Kauan Vinicius  Alves, de 5 anos, que teve mais de 40% do corpo queimado por causa de uma briga em que o padrasto do menino ateou fogo em um colchão onde a criança dormia. Kauan hoje está recuperado e vive feliz com a nova família.

Kauan completou 5 anos nesta última quinta-feira (30). A criança foi adotada por Lucas Fernando Alves que é parente do garotinho, e por Meire Helen de Oliveira. O casal ainda tem os filhos Nicolas Gabriel e Nicole Kauane. Kauan foi adotado quando tinha 7 meses de vida.

Hoje a criança é sadia, ganhou muito amor dos pais, vai para uma creche, e ainda recebe o carinho de mais dois irmãos.
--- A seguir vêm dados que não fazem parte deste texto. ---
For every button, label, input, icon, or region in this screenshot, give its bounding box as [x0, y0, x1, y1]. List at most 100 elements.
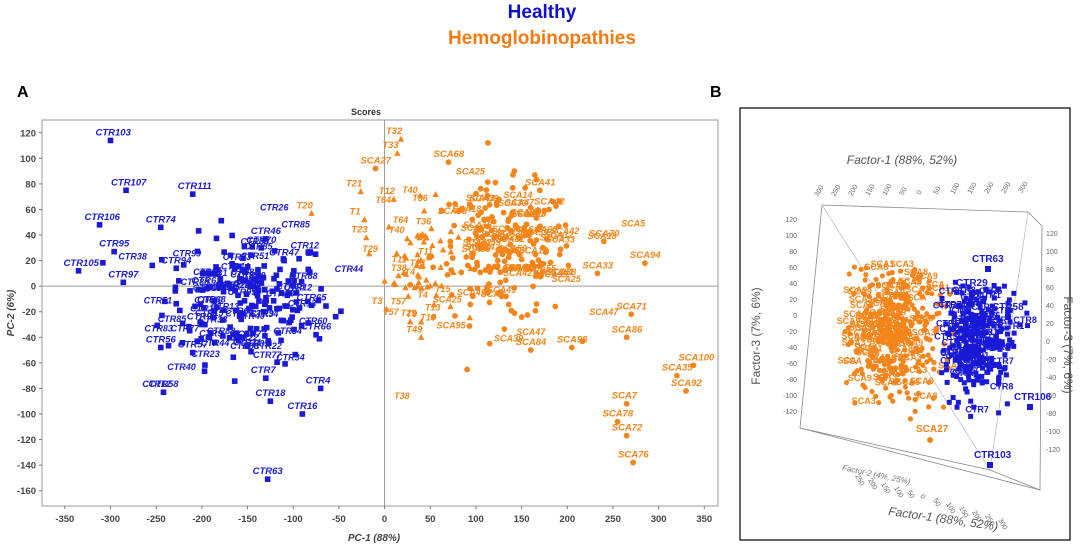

Kauan que não lembra do episódio leva no corpo as marcas causadas pela inconsequência e irresponsabilidade dos verdadeiros pais.

Lucas contou ao repórter André Almenara que Deus fez um milagre na vida de Kauan. “A criança tinha apenas 2 meses de vida quando foi internada em Londrina, mas eu tinha Fé que Kauan iria sobreviver e se recuperar dos ferimentos e do trauma sofrido”, disse o pai.

Meire Helen conta que a melhor escolha foi adotar Kauan. “Sou muito feliz por ter adotado ele, tive que apoiar meu marido e decidir em minutos o futuro do menino”, disse a mãe. Meire ainda relata que o ambiente da casa é feliz, e que todas as crianças recebem o mesmo carinho e atenção.

O CASO

Um homem foi preso em Sarandi, na noite do dia 5 de janeiro de 2015, após atear fogo a uma cama onde estava um bebê com sete meses de vida. De acordo com a Polícia Civil de Sarandi, a criança teve mais de 40 % de seu corpo queimado. O suspeito é padrasto da vítima e incendiou o imóvel durante uma discussão de casal.

Policiais informaram que a ação criminosa ocorreu em uma casa localizada na rua 15, no bairro Jardim Novo Independência. A mãe e o padrasto do bebê estavam alcoolizados e, em meio a uma briga, o homem ateou fogo a um colchão com tíner, solvente químico altamente inflamável.

Atingida pelas chamas, Kauan foi socorrido por um vizinho, que o levou para UPA (Unidade de Pronto Atendimento) com ferimentos graves. A vítima foi transferida para o Hospital Metropolitano de Sarandi. Na sequência o bebê foi encaminhado para o Hospital Universitário de Maringá.

Devido a gravidade das queimaduras, uma aeronave da Polícia Militar transportou Kauan para a ala de queimados do Hospital Universitário de Londrina onde ficou hospitalizado na Unidade de Terapia Intensiva do Centro de Tratamento de Queimados (CTQ).

O casal foi preso pela Guarda Municipal de Sarandi. Segundo a Polícia Civil, a mulher acusou o companheiro pelo crime e chegou a afirmar que mataria o homem. No bolso do suspeito foram encontrados um isqueiro e a tampa do galão de tíner. Diante das provas e de testemunhos colhidos, a mãe foi considerada inocente e liberada.

Já o padrasto permaneceu preso. O histórico do casal com relação aos cuidados com os filhos não era bom. Os dois possuem oito filhos, dos quais sete tiveram a guarda retirada pelo Conselho Tutelar e vivem em abrigos na cidade, porque seus pais são usuários de crack.

Ailton Ruiz, de 36 anos, foi condenado em 12 anos e 8 meses de prisão em regime fechado por ter causado queimaduras no corpo de Kauan. Na época além da briga do casal, Ruiz teria ficado incomodado com o choro do bebê.